Just when it looked like the 2021 growing season might be in real trouble, things turned around once again. Rain beginning in mid-June spread into July, saving many crops that were on the edge. While some of the drought damage has lingered, most fields have fully recovered.
“There has been some uneven emergence in crops, but we have been lucky in the past 45 days with weather,” Cunning explained. “We got a lot of rain to keep things growing and everything is on the right track.”

Cunning said corn in particular has been doing extremely well, with stalks rising more than three metres in the air by late July. Other crops are performing at about average for this time of the season. It is perfectly normal for some crops to do well in one year and other types of produce in another, however farmers were spoiled by an excellent growing season in 2020, where all crops did well.

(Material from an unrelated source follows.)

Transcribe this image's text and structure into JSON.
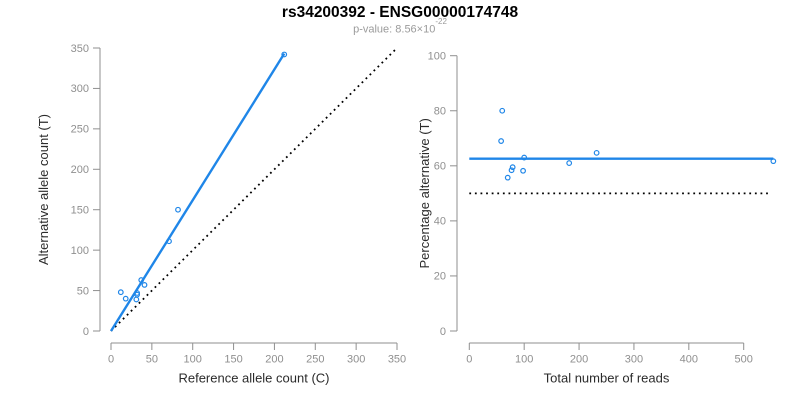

“We won’t have the bumper crops that we had last year, but we can’t get that every year,” the owner of Starhill Farms noted. “We were really lucky (in 2020). Corn and beans were both exceptional and that is a rarity – usually you have one or the other.”

“Corn and beans like different weather conditions, and it just happened to work out last year that (the weather) lined up for both of them.”

Soybeans have recovered from near-drought conditions early in the season. Overall yields of bean crops are expected to be average in 2021. Photo courtesy Starhill Farms Ltd.